|56|

21.9K 1.6K 1.3K
                                    


Medya: Ahmet'i okurken siz

-

Koca yatağın içinde cenin pozisyonunda dururken üzerindeki yorganı kafasına kadar çekmişti. Gözleri açıktı, sessiz, durgun tek başınaydı. Her zamanki gibi...

Kafası o kadar karıştı ki. Aslında yapması gereken şeyleri az çok biliyordu fakat bunların hiçbirine gücü yokmuş gibi hissediyordu. Hayatında hiç bu kadar yorulmuş hissetmiyordu.

İçinde bulunduğu otel odasında üç gündür hayalet gibi yaşıyordu. Telefonuna annesinden, arkadaşlarından ve hatta Ahmetten gelen arama ve mesajların hiçbirine dönmemişti. Günlerdir herkes onun nerede olduğunu ararken o kendini soyutlamıştı.

Kapısı tıklanınca duraksadı. Gelen kişiyi biliyordu, bu yüzden şüpheye düşmedi.

Üzerindeki yorganı atıp doğruldu ve burnunu çekti. Bacaklarını sarkıtıp indikten sonra birkaç adımda odanın kapısını açtı.

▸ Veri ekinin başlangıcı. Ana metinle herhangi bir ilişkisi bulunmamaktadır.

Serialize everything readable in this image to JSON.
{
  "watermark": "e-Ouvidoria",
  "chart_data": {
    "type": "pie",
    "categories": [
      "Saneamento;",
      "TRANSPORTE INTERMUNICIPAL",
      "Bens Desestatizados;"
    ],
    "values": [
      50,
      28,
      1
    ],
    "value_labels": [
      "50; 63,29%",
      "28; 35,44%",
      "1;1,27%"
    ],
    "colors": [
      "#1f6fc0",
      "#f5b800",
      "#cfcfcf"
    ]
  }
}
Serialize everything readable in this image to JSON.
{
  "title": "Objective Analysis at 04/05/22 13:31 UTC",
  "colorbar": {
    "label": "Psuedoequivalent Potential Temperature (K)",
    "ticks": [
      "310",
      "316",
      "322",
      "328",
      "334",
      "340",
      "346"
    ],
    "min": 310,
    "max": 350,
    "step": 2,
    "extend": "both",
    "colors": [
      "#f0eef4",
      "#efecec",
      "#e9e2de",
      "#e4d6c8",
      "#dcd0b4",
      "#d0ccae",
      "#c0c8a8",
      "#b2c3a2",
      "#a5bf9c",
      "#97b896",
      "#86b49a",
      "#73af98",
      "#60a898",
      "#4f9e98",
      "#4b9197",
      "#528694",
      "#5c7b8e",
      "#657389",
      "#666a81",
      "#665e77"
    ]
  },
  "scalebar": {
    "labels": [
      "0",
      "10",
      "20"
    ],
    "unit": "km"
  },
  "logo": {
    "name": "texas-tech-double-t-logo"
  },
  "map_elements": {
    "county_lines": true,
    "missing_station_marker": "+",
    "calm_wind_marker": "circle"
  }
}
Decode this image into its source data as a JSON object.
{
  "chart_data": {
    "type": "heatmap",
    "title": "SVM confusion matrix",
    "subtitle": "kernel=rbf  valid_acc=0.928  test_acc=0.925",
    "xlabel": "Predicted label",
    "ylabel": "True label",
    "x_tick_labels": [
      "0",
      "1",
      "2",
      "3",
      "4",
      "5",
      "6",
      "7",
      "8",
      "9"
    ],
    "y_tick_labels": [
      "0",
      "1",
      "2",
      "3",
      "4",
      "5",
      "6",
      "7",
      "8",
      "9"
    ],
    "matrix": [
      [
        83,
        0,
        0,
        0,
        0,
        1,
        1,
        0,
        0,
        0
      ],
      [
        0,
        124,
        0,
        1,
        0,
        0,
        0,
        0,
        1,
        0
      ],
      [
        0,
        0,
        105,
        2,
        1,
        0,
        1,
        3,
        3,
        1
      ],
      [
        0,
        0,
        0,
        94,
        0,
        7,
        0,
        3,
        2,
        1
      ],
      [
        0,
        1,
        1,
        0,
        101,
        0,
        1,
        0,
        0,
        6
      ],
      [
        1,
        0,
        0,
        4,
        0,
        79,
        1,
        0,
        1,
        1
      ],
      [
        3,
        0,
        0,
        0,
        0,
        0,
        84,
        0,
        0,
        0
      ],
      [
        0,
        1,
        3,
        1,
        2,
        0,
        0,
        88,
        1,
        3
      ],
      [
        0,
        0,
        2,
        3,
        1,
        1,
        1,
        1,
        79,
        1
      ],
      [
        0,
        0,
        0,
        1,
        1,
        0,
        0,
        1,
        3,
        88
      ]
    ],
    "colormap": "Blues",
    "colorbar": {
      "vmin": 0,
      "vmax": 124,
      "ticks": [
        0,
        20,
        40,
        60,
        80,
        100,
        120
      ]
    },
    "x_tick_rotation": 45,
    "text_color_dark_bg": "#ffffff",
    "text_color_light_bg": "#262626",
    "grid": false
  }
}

Kapıdaki genç karşısındaki arkadaşının dağılmış saçlarına, kanlanmış gözlerine ve yorgun bedenine bakıp kaşlarını çattı.

"Cengo." dedi Süleyman içeriye girip ona sarılırken. Cengiz karşılık vermedi. Yorgunca ondan ayrıldı ve arkasını dönüp yatağına doğru adımladı.

Süleyman omuzlarını düşürdü ve kapıyı kapatıp onun daha önce görmediği yıkılmış haline üzülerek baktı.

Cengiz yatağın içine girip sırtını yatak başlığına yaslarken bacaklarını kendine çekmişti, kollarını ise etrafında birleştirmişti.

"Kimseye söylemedin değil mi burada olduğumu?" diye sordu Cengiz çatallaşmış sesiyle.

"Söylemedim, söz verdim oğlum bilirsin. Murat ağzımı aradı ama tek kelime etmedim. Zaten onunla da tartıştık biraz." dedi Süleyman üzerindeki montunu çıkartıp köşedeki tekli koltuğa bıraktı.

"Neden?"

Bir nefes verip gözlerini devirdi Süleyman. "Ben seni savundum o Ahmet abiyi falan, öyle tartıştık. Aman boş ver." dedi ve yatağın boşta kalan kısmına oturdu.

Cengiz zaten Süleymanla Murat arasındaki durumu çakmıştı. Zaten sonradan Murat'ın Ahmet'e de söylemesiyle Süleyman da Cengiz'e söylemişti. Şaşırmamıştı tabii ki.

Cengiz sadece onun ismini duymasıyla bile kötü hissederken omuzlarını düşürdü.

Süleyman bunu fark edince elini onun omzuna koydu. Burukça baktı ona. Anlaşılan Cengiz Ahmet'in yalanına başına gelen her şeyden daha çok üzülmüştü.

"Kardeşim biliyorum çok zor ama toparlan. Seni böyle görmeye alışkın değilim ben." dedi ve tekrar ona sarıldı.

Gözleri doldu Cengiz'in. "Hep güçlü olmaktan çok yoruldum." dedi ağlamaklı çıkan sesiyle. Daha sıkı sarıldı ona Süleyman.

"Seni bu hale düşürenlerin Allah belasını versin." dedi hırsla. Diğer taraftan da sırtını sıvazlıyordu ağlamaklı olan gencin.

"Herkesi, her şeyi yakasım var ama gücüm yok gibi. İlk kez bir şey yapasım gelmiyor. Böyle burda, kendi kendime durayım. Herkesten uzak, tüm yalancı insanlardan uzak..." dedi Cengiz.

Süleyman ondan ayrıldı ve yanına oturup onun gibi sırtını yatak başlığına dayadı.

"Önce bir toparlan, başına gelenler kolay değil. Sindirmen gerekecek. Ondan sonra yaparsın ne yapacaksan. Ama kendini harap etme böyle." dedi üzgün bir sesle. Gerçekten de çok kötü gözüküyordu çünkü.